その一連の動きを見て、ディーンは吐き捨てるように言った。

「余計なことをしなければ、長引いたものを」


「雪菜!」

レーンが剣を、雪菜から抜くと同時に、彼の首が飛んだ。

その動きは、神速を超えていた。

あまりの速さに、三体の鎧は、反応さえできなかった。 ゆっくりと砂に戻っていく。

「お前が殺したのは、人間としての彼女だ」

レーンの首から、噴き出す血を浴びながら、にやりと笑う雪菜はもう、彼女ではなかった。

ディーンは、血塗れの雪菜に跪いた。

「アテネ様。お迎えに参りました。戦いが始まります。」

「わかっています」

雪菜はそれだけ言うと、血塗れのまま応接間から出ていった。

ディーンも立ち上がると、鎧であった砂を踏み締め、応接間を後にした。

「雪菜…」

首だけになりながらも、レーンは意識を保っていた。

そして、最後の力を振り絞り、命じた。

「お前達との絆をとく!新たな持ち主を探し…に、人間を守れ…」

それが、最後の言葉になった。

目を開きながら、絶命したレーンの命を受け、崩れ落ちていた砂が集まり、三体の鎧になると、どこかに消えた。

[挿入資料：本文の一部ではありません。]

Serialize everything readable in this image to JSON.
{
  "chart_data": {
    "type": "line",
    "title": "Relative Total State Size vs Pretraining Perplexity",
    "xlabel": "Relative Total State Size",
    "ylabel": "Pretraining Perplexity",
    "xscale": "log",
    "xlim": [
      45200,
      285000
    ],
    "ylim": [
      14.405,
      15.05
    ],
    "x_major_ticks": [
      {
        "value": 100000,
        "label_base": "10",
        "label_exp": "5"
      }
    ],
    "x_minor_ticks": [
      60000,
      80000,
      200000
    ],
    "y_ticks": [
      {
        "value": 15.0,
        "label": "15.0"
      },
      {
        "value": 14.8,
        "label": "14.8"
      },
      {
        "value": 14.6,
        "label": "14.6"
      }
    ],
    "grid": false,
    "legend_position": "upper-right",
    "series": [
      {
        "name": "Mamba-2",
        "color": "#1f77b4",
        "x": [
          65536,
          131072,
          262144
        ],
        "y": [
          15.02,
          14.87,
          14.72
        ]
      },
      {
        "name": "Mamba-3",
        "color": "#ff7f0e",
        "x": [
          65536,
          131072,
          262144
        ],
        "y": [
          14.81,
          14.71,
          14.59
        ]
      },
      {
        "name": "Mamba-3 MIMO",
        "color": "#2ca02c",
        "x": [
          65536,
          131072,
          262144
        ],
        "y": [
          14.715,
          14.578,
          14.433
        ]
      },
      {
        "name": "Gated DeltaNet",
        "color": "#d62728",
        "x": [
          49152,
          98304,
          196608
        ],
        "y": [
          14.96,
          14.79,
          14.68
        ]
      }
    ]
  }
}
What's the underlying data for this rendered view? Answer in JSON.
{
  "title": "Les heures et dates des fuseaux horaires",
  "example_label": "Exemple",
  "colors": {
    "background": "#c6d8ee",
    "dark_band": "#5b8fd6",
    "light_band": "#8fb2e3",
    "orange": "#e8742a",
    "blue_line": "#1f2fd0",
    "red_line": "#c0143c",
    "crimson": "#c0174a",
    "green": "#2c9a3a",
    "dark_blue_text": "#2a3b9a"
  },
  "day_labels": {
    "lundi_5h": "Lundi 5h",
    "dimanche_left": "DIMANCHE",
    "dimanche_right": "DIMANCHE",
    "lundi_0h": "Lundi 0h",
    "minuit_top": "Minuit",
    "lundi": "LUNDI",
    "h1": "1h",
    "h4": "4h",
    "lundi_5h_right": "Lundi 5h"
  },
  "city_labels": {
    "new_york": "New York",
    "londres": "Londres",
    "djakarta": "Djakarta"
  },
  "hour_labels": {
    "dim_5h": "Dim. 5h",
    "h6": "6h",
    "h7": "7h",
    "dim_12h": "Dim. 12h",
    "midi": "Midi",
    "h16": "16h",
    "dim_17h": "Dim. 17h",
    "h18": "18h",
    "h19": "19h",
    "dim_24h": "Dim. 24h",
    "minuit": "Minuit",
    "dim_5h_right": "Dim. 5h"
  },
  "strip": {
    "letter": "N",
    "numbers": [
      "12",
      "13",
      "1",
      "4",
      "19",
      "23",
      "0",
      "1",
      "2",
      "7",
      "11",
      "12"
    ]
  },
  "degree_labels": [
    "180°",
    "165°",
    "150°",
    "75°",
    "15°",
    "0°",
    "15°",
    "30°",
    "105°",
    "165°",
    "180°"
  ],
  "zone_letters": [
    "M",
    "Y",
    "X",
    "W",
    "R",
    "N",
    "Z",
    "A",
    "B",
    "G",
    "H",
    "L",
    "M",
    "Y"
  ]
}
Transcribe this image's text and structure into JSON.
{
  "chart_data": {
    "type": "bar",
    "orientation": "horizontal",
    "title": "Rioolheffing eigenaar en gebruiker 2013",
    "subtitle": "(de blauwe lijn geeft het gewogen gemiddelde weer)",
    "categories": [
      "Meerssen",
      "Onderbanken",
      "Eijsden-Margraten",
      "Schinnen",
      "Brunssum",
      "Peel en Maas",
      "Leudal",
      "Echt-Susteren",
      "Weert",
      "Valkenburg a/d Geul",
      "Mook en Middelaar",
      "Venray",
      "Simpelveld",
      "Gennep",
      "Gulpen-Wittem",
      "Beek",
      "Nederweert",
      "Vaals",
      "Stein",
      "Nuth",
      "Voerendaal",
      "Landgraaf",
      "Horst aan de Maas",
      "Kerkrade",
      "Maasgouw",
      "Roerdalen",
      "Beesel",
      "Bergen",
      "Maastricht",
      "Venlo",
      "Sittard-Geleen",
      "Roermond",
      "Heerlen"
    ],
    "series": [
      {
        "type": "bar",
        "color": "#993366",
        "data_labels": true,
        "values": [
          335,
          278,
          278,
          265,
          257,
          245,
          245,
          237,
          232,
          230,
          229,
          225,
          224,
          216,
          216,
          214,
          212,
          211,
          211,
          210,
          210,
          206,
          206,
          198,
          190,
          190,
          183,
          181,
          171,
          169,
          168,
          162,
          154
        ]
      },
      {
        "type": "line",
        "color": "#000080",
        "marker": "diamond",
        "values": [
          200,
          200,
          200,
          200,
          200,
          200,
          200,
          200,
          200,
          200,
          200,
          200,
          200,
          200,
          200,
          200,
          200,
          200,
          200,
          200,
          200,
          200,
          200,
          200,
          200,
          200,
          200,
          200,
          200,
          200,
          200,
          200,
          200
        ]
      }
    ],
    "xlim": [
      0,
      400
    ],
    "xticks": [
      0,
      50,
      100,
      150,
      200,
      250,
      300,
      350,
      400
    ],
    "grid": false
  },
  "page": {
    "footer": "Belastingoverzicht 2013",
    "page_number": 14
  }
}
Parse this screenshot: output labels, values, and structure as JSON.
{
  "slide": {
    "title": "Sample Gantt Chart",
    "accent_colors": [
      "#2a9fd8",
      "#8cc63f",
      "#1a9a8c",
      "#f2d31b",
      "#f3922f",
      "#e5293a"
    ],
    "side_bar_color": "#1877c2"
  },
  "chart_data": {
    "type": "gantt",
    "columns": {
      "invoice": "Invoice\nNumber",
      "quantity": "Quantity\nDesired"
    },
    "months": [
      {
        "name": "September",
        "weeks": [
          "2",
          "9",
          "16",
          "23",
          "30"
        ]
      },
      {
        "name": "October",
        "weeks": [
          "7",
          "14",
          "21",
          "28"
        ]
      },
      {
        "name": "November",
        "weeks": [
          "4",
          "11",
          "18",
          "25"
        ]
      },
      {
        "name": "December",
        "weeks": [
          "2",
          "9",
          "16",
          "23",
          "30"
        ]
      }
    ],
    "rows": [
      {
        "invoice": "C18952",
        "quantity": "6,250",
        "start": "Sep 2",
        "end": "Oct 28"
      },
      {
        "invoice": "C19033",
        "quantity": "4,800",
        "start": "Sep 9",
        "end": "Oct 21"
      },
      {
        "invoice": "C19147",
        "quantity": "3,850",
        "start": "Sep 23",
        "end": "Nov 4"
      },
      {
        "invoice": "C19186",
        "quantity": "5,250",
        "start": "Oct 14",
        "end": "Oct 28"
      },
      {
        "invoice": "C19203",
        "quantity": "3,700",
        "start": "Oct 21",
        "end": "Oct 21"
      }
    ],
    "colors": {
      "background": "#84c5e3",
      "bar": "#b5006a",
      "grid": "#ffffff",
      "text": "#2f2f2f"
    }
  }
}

「まったく、馬鹿師匠は!無事なのはわかったけども!今度は、捕らわれている人々を救えって!理由くらい説明しやがれ!」

毒づくカレンと九鬼は、日本地区の東北を目指していた。

当初はジャスティンを救う為に、四国を目指していたが、突然連絡が入り、まったく別の方向に向かうことになったのだ。

「…」

カレンの愚痴に、苦笑する九鬼は走りながら、突然違和感を感じた。

(砂?)

足元に、砂が巻き付いているような感覚を感じたからであった。